Satu Hari Untuk Memaafkan

60 15 0
                                    


"Kalian udah di mana, El?" Terdengar suara Oma Melati dari telepon.

"Udah di depan, kok, Oma. Pokoknya bentar lagi El sama Rendy masuk, kok. Oam ngemil-ngemil aja dulu. Tunggu cucu tercantik Oma datang," sahut El sambil tertawa pelan setelahnya.

"Iya, deh. Cepet, ya. Assalamu'alaikum," ujar Oma Melati. Beliau langsung memutuskan sambungan telepon. Membuat El hanya bisa mengomel kesal dalam hati.

Hari ini El, ditemani oleh Rendy, memberanikan diri untuk datang ke rumah sakit tempat ibunya dirawat. Sejak Zia masuk rumah sakit, hanya Oma Melati yang rutin menjenguknya. Memberi dukungan pada putrinya itu mengingat statusnya sebagai seorang ibu.

Beberapa perawat di sana menyambutnya dengan baik. Bersedia mengantarkan gadis itu ke kamar ibunya. El menghela napas melihat keadaan pasien rumah sakit jiwa ini. Kondisinya tidak jauh berbeda dengan yang ia ingat saat terakhir berkunjung ke sini.

Pertama dan terakhir kali El datang ke sini adalah saat kelas empat bersama Opa Dannis. Dengan senyum mengembang khas anak-anak dan sedikit keberanian, El menyapa ibunya. Tidak disangka, Zia justru melompat dari dipannya dan nyaris memukul El. Tentu saja gadis itu menangis karena kaget.

El tidak pernah lagi pergi ke sana setelah itu. Ia selalu kabur setiap kali diajak.
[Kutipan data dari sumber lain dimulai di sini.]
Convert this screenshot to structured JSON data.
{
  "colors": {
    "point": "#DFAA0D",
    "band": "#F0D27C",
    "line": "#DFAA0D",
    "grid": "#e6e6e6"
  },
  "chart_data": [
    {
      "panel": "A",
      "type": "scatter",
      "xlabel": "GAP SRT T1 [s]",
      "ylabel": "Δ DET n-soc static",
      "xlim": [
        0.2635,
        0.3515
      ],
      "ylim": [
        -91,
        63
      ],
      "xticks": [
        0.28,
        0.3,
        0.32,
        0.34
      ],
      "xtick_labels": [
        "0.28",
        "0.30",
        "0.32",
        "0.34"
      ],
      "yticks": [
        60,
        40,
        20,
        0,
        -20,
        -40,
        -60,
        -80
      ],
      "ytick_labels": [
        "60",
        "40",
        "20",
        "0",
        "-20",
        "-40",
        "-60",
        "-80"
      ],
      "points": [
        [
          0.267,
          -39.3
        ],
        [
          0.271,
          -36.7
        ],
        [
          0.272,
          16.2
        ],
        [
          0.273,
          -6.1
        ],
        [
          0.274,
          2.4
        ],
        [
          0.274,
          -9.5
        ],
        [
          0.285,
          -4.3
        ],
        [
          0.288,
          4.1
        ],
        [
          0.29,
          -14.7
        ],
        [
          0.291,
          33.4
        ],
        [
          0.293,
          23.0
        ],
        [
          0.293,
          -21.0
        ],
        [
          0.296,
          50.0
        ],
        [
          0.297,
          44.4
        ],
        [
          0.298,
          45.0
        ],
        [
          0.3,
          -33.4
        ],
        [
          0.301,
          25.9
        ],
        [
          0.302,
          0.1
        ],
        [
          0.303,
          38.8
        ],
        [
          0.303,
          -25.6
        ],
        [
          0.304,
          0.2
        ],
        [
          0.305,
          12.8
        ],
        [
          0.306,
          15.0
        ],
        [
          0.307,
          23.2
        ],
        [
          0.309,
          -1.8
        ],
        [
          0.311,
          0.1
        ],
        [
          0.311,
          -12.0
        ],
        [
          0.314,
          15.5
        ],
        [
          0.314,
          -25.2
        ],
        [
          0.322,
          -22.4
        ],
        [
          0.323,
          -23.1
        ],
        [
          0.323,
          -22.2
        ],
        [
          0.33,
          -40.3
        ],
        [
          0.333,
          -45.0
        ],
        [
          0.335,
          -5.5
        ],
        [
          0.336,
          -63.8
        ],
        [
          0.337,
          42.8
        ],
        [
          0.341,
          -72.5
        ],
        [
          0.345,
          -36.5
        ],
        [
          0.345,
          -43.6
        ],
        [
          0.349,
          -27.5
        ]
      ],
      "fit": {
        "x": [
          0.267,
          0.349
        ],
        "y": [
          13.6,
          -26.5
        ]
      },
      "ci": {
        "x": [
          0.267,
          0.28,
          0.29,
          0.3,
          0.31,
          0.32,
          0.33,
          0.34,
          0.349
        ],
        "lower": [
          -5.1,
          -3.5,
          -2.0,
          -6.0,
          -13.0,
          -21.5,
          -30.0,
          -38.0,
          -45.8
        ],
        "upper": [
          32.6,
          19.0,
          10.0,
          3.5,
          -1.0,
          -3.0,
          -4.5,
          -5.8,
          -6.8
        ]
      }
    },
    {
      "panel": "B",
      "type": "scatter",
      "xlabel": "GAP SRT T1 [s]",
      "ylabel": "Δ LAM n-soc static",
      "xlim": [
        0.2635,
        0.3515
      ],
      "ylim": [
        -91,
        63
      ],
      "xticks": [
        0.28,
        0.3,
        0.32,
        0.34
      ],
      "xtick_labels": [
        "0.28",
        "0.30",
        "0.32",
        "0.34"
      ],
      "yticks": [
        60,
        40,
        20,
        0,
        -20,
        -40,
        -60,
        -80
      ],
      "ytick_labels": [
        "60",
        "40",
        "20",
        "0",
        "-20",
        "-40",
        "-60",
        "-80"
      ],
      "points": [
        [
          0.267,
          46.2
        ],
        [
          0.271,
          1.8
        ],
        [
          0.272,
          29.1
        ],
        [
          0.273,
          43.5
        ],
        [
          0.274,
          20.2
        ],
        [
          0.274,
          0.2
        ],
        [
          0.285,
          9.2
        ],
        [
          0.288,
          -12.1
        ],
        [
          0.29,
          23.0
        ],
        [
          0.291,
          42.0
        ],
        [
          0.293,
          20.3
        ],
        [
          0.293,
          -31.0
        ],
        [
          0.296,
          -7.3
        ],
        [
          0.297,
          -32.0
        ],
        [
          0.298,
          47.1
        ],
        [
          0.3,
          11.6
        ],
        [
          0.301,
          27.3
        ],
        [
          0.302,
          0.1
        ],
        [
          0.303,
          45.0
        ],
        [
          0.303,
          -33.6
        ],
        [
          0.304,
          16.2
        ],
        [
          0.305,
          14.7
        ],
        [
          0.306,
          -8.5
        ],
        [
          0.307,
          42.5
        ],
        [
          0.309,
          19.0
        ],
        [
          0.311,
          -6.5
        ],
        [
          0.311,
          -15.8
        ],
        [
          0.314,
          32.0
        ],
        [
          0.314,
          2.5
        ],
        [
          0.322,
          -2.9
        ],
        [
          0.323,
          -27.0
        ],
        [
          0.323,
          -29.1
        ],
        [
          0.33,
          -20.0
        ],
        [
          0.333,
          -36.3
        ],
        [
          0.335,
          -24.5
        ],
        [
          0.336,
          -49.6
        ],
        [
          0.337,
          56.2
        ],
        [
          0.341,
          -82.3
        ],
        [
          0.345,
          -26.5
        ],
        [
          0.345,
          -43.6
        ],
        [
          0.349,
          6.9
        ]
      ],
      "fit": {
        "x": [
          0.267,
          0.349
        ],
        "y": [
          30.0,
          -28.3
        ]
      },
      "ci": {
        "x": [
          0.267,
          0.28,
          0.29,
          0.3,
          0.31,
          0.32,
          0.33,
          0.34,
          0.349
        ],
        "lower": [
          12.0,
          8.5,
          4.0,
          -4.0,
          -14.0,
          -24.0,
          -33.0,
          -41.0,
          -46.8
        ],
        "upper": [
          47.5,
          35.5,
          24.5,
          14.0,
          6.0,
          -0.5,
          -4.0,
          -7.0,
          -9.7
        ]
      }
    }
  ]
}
Takut, itu yang ia rasakan selama ini. Sepi, kata yang paling sempurna untuk mendeskripsikan hatinya tanpa dua sosok yang ia rindukan.

"El?" Rendy tersenyum ketika El sadar dari lamunannya. Ia berpikir kalau El ragu untuk bertemu dengan ibunya. "Ini kamar Tante Zia. Kamu mau masuk duluan atau gue temenin?"

El bergegas menggeleng "Gue duluan, nanti lo sama Oma nyusul." Perawat tadi mengangguk dan meninggalkan El di depan kamar. Dari luar ia bisa meliat Oma Melati tengah mengobrol bersama seorang wanita yang El yakini sebagai ibunya.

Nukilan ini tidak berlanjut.